Zurzeit befinden sich noch rund 8000 US-Soldaten in Afghanistan – ausserdem etliche tausend aus anderen Nato-Ländern. Sie unterstützen die afghanische Armee; sie übernehmen Beratungs- und Ausbildungsaufgaben.

Ursprünglich wollte Donald Trump Afghanistan zügig ganz den Rücken kehren. Doch davon haben ihn nun seine Ex-Generäle abgebracht: John Kelly als Stabschef, Herbert Raymond McMaster als Sicherheitsberater und James Mattis als Verteidigungsminister bilden ein starkes Trio in Washington. Diese drei sind besorgt aufgrund der Einschätzungen der amerikanischen Kommandeure vor Ort, in Afghanistan selber. Sie klagen immer lauter, die afghanische Armee sei noch längst nicht imstande, allein mit den Taliban, dem IS und Al Kaida fertigzuwerden. Und die Regierung in Kabul verliere die Kontrolle über immer grössere Teile des Landes.

US-Isolationismus ist also eher wieder «out», wenigstens für den Moment.
Autor: Fredy Gsteiger

Zumindest vorläufig scheinen die Militärs in Washington Oberwasser zu haben gegenüber dem «America-First»-Lager, das vom eben erst geschassten Stephen Bannon angeführt wurde.

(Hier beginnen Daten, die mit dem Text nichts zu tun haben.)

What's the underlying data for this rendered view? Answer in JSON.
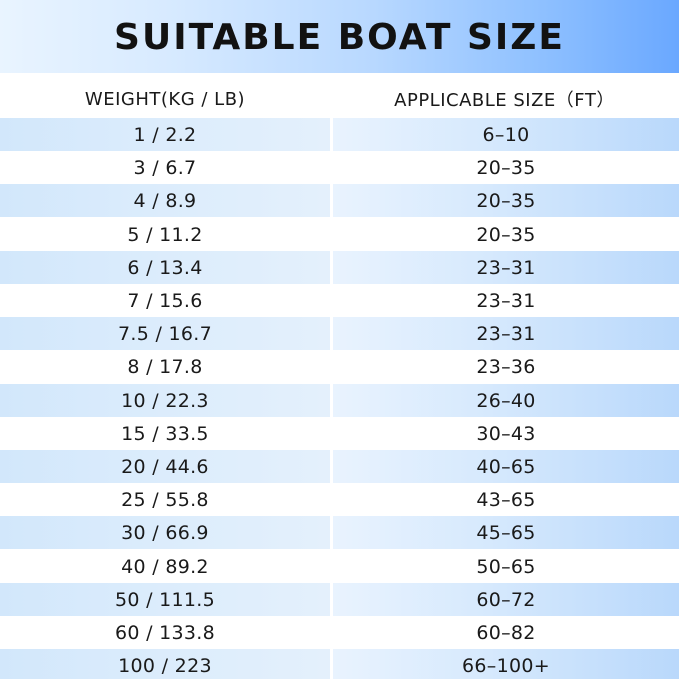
{
  "title": "SUITABLE BOAT SIZE",
  "columns": {
    "weight": "WEIGHT(KG / LB)",
    "size": "APPLICABLE SIZE（FT）"
  },
  "colors": {
    "banner_left": "#e9f4ff",
    "banner_right": "#6aa8ff",
    "row_shade": "#d6e9fd"
  },
  "rows": [
    {
      "weight": "1 / 2.2",
      "size": "6–10"
    },
    {
      "weight": "3 / 6.7",
      "size": "20–35"
    },
    {
      "weight": "4 / 8.9",
      "size": "20–35"
    },
    {
      "weight": "5 / 11.2",
      "size": "20–35"
    },
    {
      "weight": "6 / 13.4",
      "size": "23–31"
    },
    {
      "weight": "7 / 15.6",
      "size": "23–31"
    },
    {
      "weight": "7.5 / 16.7",
      "size": "23–31"
    },
    {
      "weight": "8 / 17.8",
      "size": "23–36"
    },
    {
      "weight": "10 / 22.3",
      "size": "26–40"
    },
    {
      "weight": "15 / 33.5",
      "size": "30–43"
    },
    {
      "weight": "20 / 44.6",
      "size": "40–65"
    },
    {
      "weight": "25 / 55.8",
      "size": "43–65"
    },
    {
      "weight": "30 / 66.9",
      "size": "45–65"
    },
    {
      "weight": "40 / 89.2",
      "size": "50–65"
    },
    {
      "weight": "50 / 111.5",
      "size": "60–72"
    },
    {
      "weight": "60 / 133.8",
      "size": "60–82"
    },
    {
      "weight": "100 / 223",
      "size": "66–100+"
    }
  ]
}
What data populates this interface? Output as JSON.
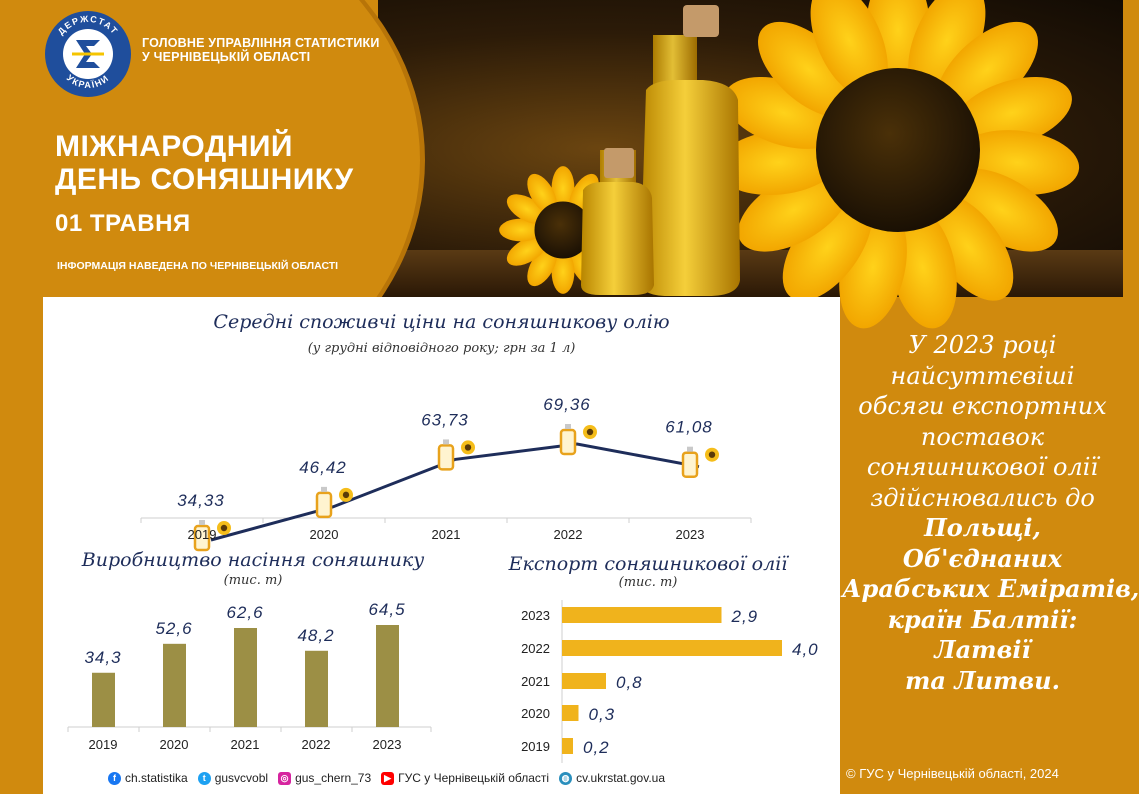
{
  "header": {
    "org_line1": "ГОЛОВНЕ УПРАВЛІННЯ СТАТИСТИКИ",
    "org_line2": "У ЧЕРНІВЕЦЬКІЙ ОБЛАСТІ",
    "title_line1": "МІЖНАРОДНИЙ",
    "title_line2": "ДЕНЬ СОНЯШНИКУ",
    "date": "01 ТРАВНЯ",
    "info": "ІНФОРМАЦІЯ НАВЕДЕНА ПО ЧЕРНІВЕЦЬКІЙ ОБЛАСТІ",
    "logo_text_top": "ДЕРЖСТАТ",
    "logo_text_bottom": "УКРАЇНИ"
  },
  "side": {
    "lines": [
      "У 2023 році",
      "найсуттєвіші",
      "обсяги експортних",
      "поставок",
      "соняшникової олії",
      "здійснювались до"
    ],
    "bold_lines": [
      "Польщі,",
      "Об'єднаних",
      "Арабських Еміратів,",
      "країн Балтії:",
      "Латвії",
      "та Литви."
    ]
  },
  "copyright": "© ГУС у Чернівецькій області, 2024",
  "social": [
    {
      "icon": "facebook-icon",
      "label": "ch.statistika",
      "color": "#1877f2"
    },
    {
      "icon": "twitter-icon",
      "label": "gusvcvobl",
      "color": "#1da1f2"
    },
    {
      "icon": "instagram-icon",
      "label": "gus_chern_73",
      "color": "#d6249f"
    },
    {
      "icon": "youtube-icon",
      "label": "ГУС у Чернівецькій області",
      "color": "#ff0000"
    },
    {
      "icon": "globe-icon",
      "label": "cv.ukrstat.gov.ua",
      "color": "#2a8fbd"
    }
  ],
  "colors": {
    "orange": "#d08a0e",
    "olive": "#9c8f45",
    "bar_yellow": "#f0b31c",
    "navy": "#1e2d5a"
  },
  "chart_data": [
    {
      "type": "line",
      "title": "Середні споживчі ціни на соняшникову олію",
      "subtitle": "(у грудні відповідного року; грн за 1 л)",
      "categories": [
        "2019",
        "2020",
        "2021",
        "2022",
        "2023"
      ],
      "values": [
        34.33,
        46.42,
        63.73,
        69.36,
        61.08
      ],
      "labels": [
        "34,33",
        "46,42",
        "63,73",
        "69,36",
        "61,08"
      ],
      "marker": "oil-bottle-sunflower-icon"
    },
    {
      "type": "bar",
      "title": "Виробництво насіння соняшнику",
      "subtitle": "(тис. т)",
      "categories": [
        "2019",
        "2020",
        "2021",
        "2022",
        "2023"
      ],
      "values": [
        34.3,
        52.6,
        62.6,
        48.2,
        64.5
      ],
      "labels": [
        "34,3",
        "52,6",
        "62,6",
        "48,2",
        "64,5"
      ]
    },
    {
      "type": "bar",
      "orientation": "horizontal",
      "title": "Експорт соняшникової олії",
      "subtitle": "(тис. т)",
      "categories": [
        "2023",
        "2022",
        "2021",
        "2020",
        "2019"
      ],
      "values": [
        2.9,
        4.0,
        0.8,
        0.3,
        0.2
      ],
      "labels": [
        "2,9",
        "4,0",
        "0,8",
        "0,3",
        "0,2"
      ]
    }
  ]
}
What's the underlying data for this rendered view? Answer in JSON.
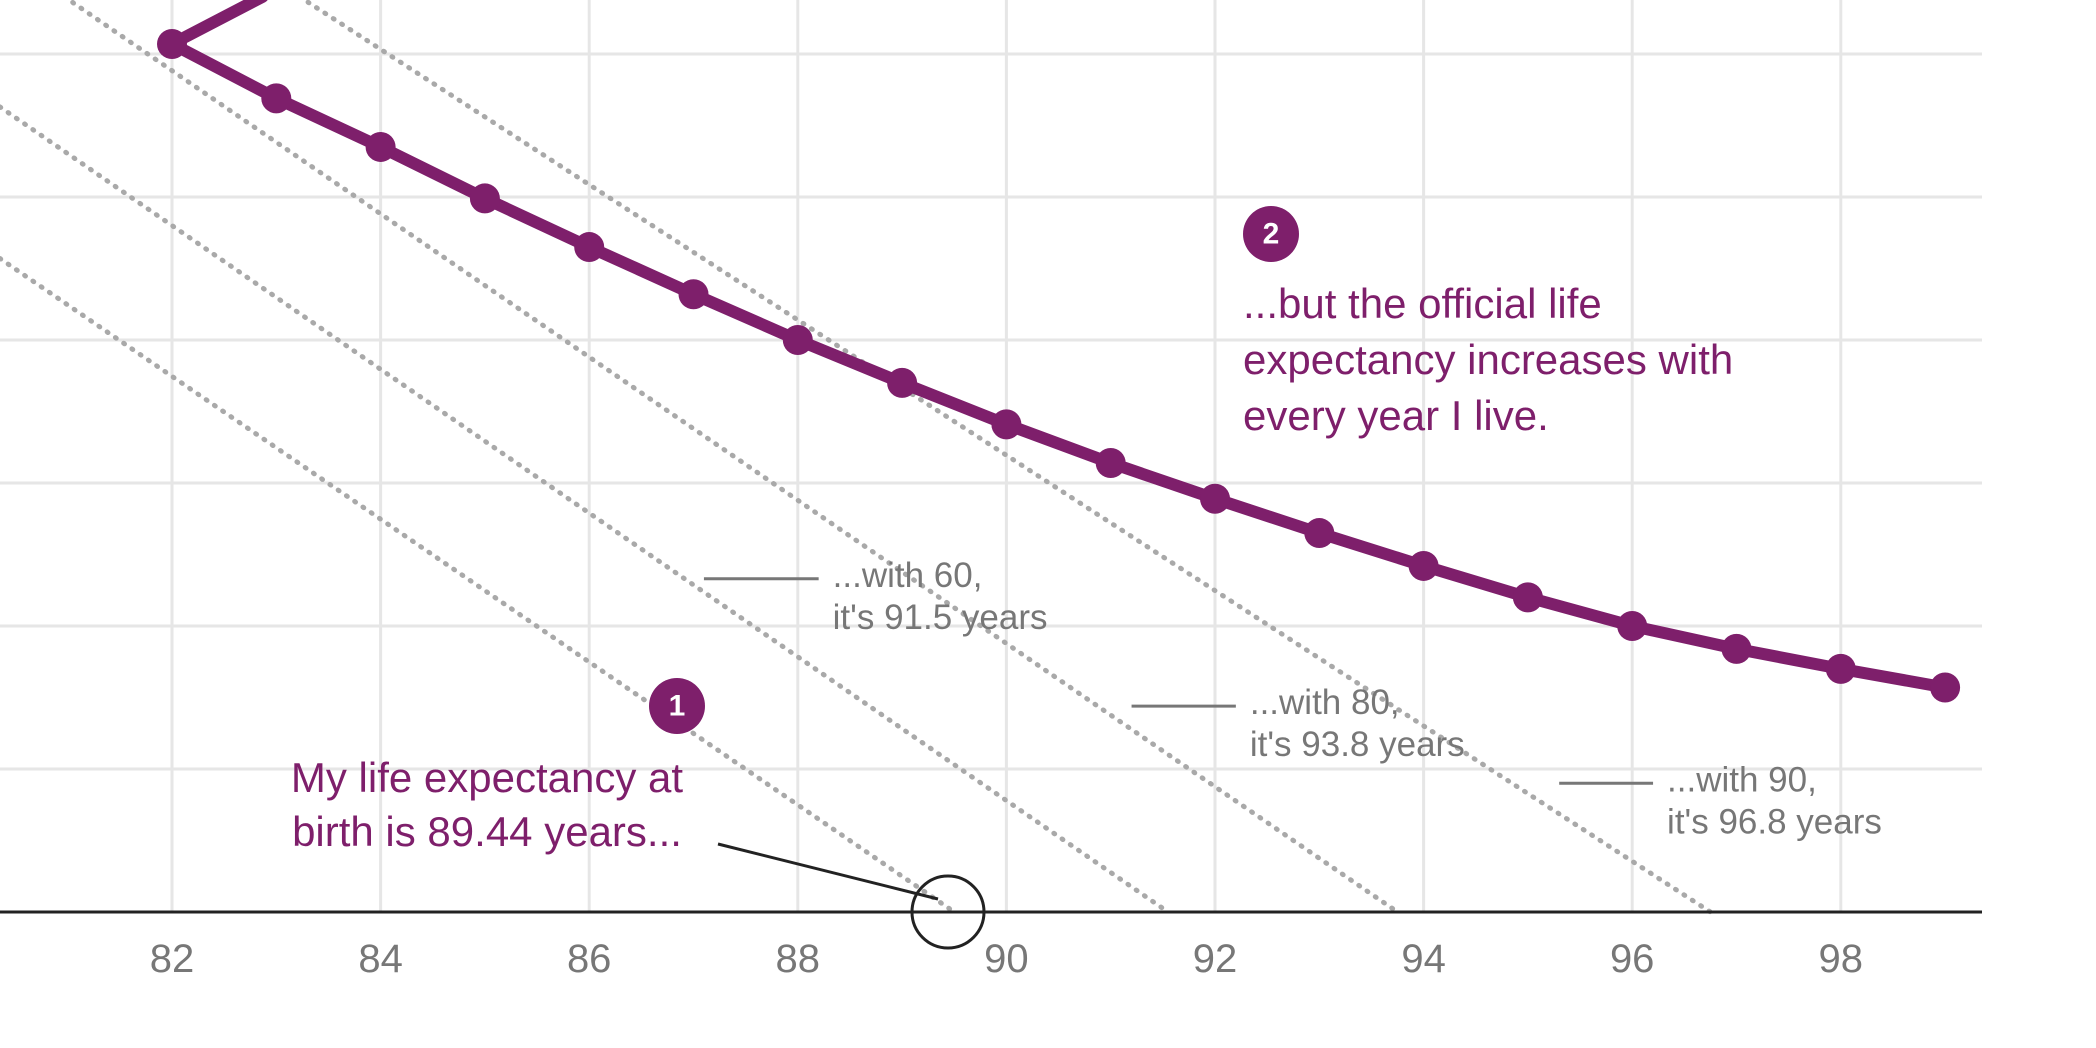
{
  "chart_data": {
    "type": "line",
    "title": "",
    "xlabel": "",
    "ylabel": "",
    "x_ticks": [
      82,
      84,
      86,
      88,
      90,
      92,
      94,
      96,
      98
    ],
    "xlim": [
      80.35,
      99.3
    ],
    "ylim": [
      0,
      6.4
    ],
    "grid": true,
    "colors": {
      "main": "#7e1f6b",
      "dotted": "#a9a9a9",
      "label": "#777777"
    },
    "series": [
      {
        "name": "",
        "style": "solid-with-dots",
        "x": [
          82,
          83,
          84,
          85,
          86,
          87,
          88,
          89,
          90,
          91,
          92,
          93,
          94,
          95,
          96,
          97,
          98,
          99
        ],
        "y": [
          6.07,
          5.69,
          5.35,
          4.99,
          4.65,
          4.32,
          4.0,
          3.7,
          3.41,
          3.14,
          2.89,
          2.65,
          2.42,
          2.2,
          2.0,
          1.84,
          1.7,
          1.57
        ]
      }
    ],
    "reference_lines": [
      {
        "x": [
          80.35,
          89.5
        ],
        "y": [
          4.57,
          0
        ]
      },
      {
        "x": [
          80.35,
          91.55
        ],
        "y": [
          5.63,
          0
        ]
      },
      {
        "x": [
          80.35,
          93.75
        ],
        "y": [
          6.71,
          0
        ]
      },
      {
        "x": [
          80.35,
          96.75
        ],
        "y": [
          7.76,
          0
        ]
      }
    ],
    "annotations": [
      {
        "id": "label60",
        "lines": [
          "...with 60,",
          "it's 91.5 years"
        ],
        "leader_x": [
          87.1,
          88.2
        ],
        "y": 2.33
      },
      {
        "id": "label80",
        "lines": [
          "...with 80,",
          "it's 93.8 years"
        ],
        "leader_x": [
          91.2,
          92.2
        ],
        "y": 1.44
      },
      {
        "id": "label90",
        "lines": [
          "...with 90,",
          "it's 96.8 years"
        ],
        "leader_x": [
          95.3,
          96.2
        ],
        "y": 0.9
      }
    ],
    "callouts": [
      {
        "badge": "1",
        "lines": [
          "My life expectancy at",
          "birth is 89.44 years..."
        ],
        "marker_x": 89.44
      },
      {
        "badge": "2",
        "lines": [
          "...but the official life",
          "expectancy increases with",
          "every year I live."
        ]
      }
    ]
  }
}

US-Isolationismus ist also eher wieder «out», wenigstens für den Moment. Ob das lange so bleibt, ist offen. Denn unter Trumps Kernwählern ist ein isolationistischer Kurs nach wie vor populär.

Trump macht es wie Obama

Trumps Afghanistan-Kehrtwende ist freilich nur eine, wenn man sie misst an seinen eigenen Wahlkampfaussagen. Im Wesentlichen führt er nun die Politik von Vorgänger Barack Obama gegen Ende von dessen Amtszeit weiter. Allenfalls mit einem leicht aufgestockten Truppenbestand – die Rede ist von zusätzlich 4000 Mann – und wieder vermehrt Kampfeinsätzen.

Ein Punkt in Trumps Ansage fällt allerdings auf und irritiert. Der US-Präsident will nämlich auf Konfrontationskurs gehen zu Pakistan. Dieses schützt und stützt nach wie vor die afghanischen Taliban und ihnen nahestehenden Kräfte, um so Einfluss im Nachbarland zu behalten. Dass das den USA nicht passt, ist seit langem klar. Doch dass Trump gelingt, Pakistan von seinem Kurs abzubringen, ist illusorisch.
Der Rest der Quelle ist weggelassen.